Gestão de condomínios: saiba o que são as contas ‘pool’ e o risco que oferecem
O uso de contas “pool” é uma prática muito comum entre administradoras de condomínios. O motivo principal para isso existir é simples: muitos condomínios ainda não têm um CNPJ constituído. Como o processo de regularização é caro e exige que toda a documentação do prédio esteja rigorosamente em dia, o condomínio acaba sendo obrigado a operar seu patrimônio pela conta da administradora ou, em alguns casos, na conta física (PF) do próprio síndico.
Em vez de cada condomínio manter uma conta bancária própria, as administradoras concentram os recursos de vários clientes em uma única conta. A ideia é facilitar o trabalho, mas esse arranjo mistura as transações e dificulta a identificação de quem pagou, quem não pagou e para qual condomínio cada centavo deve ir. Além disso, nem todas as administradoras deixam claro aos condôminos a utilização desse modelo.
Isso prejudica a transparência e coloca os síndicos em uma posição vulnerável, já que são responsáveis pela integridade das finanças. Com o enfraquecimento da rastreabilidade, a prestação de contas fica complicada e o morador perde a visão da origem e do destino dos recursos.
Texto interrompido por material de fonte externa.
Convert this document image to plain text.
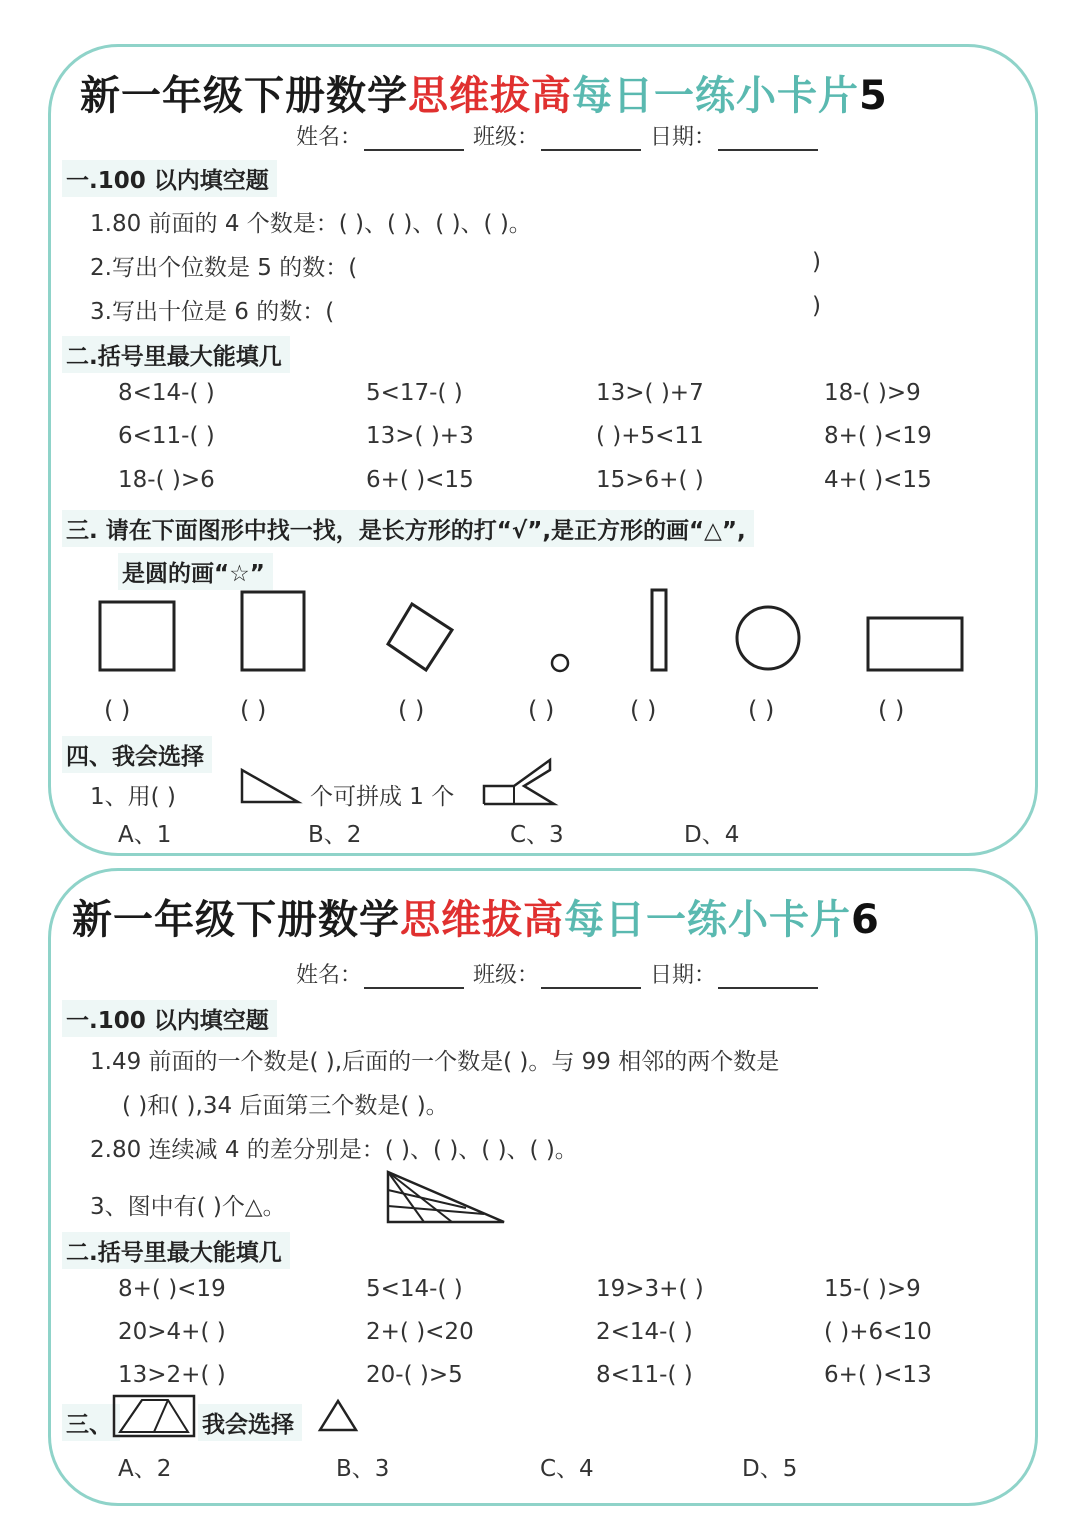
新一年级下册数学思维拔高每日一练小卡片5
姓名：	班级：	日期：
一.100 以内填空题
1.80 前面的 4 个数是：( )、( )、( )、( )。
2.写出个位数是 5 的数：(	)
3.写出十位是 6 的数：(	)
二.括号里最大能填几
8<14-( )	5<17-( )	13>( )+7	18-( )>9
6<11-( )	13>( )+3	( )+5<11	8+( )<19
18-( )>6	6+( )<15	15>6+( )	4+( )<15
三. 请在下面图形中找一找，是长方形的打“√”,是正方形的画“△”,
是圆的画“☆”
( )	( )	( )	( )	( )	( )	( )
四、我会选择
1、用( )	个可拼成 1 个
A、1	B、2	C、3	D、4
新一年级下册数学思维拔高每日一练小卡片6
姓名：	班级：	日期：
一.100 以内填空题
1.49 前面的一个数是( ),后面的一个数是( )。与 99 相邻的两个数是
( )和( ),34 后面第三个数是( )。
2.80 连续减 4 的差分别是：( )、( )、( )、( )。
3、图中有( )个△。
二.括号里最大能填几
8+( )<19	5<14-( )	19>3+( )	15-( )>9
20>4+( )	2+( )<20	2<14-( )	( )+6<10
13>2+( )	20-( )>5	8<11-( )	6+( )<13
三、	我会选择
A、2	B、3	C、4	D、5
Na prática, quando a administradora “perde a mão” na gestão desse bolo de dinheiro, o estrago é gigante. Alguns exemplos reais do que acontece, como, por exemplo, o caso Fort House (SP), em que uma administradora com mais de 20 anos de mercado encerrou as atividades e sumiu com mais de R$ 30 milhões pertencentes a 43 condomínios. O dinheiro estava na conta pool e foi desviado para outros negócios e investimentos de risco (como criptomoedas) sem o conhecimento dos moradores.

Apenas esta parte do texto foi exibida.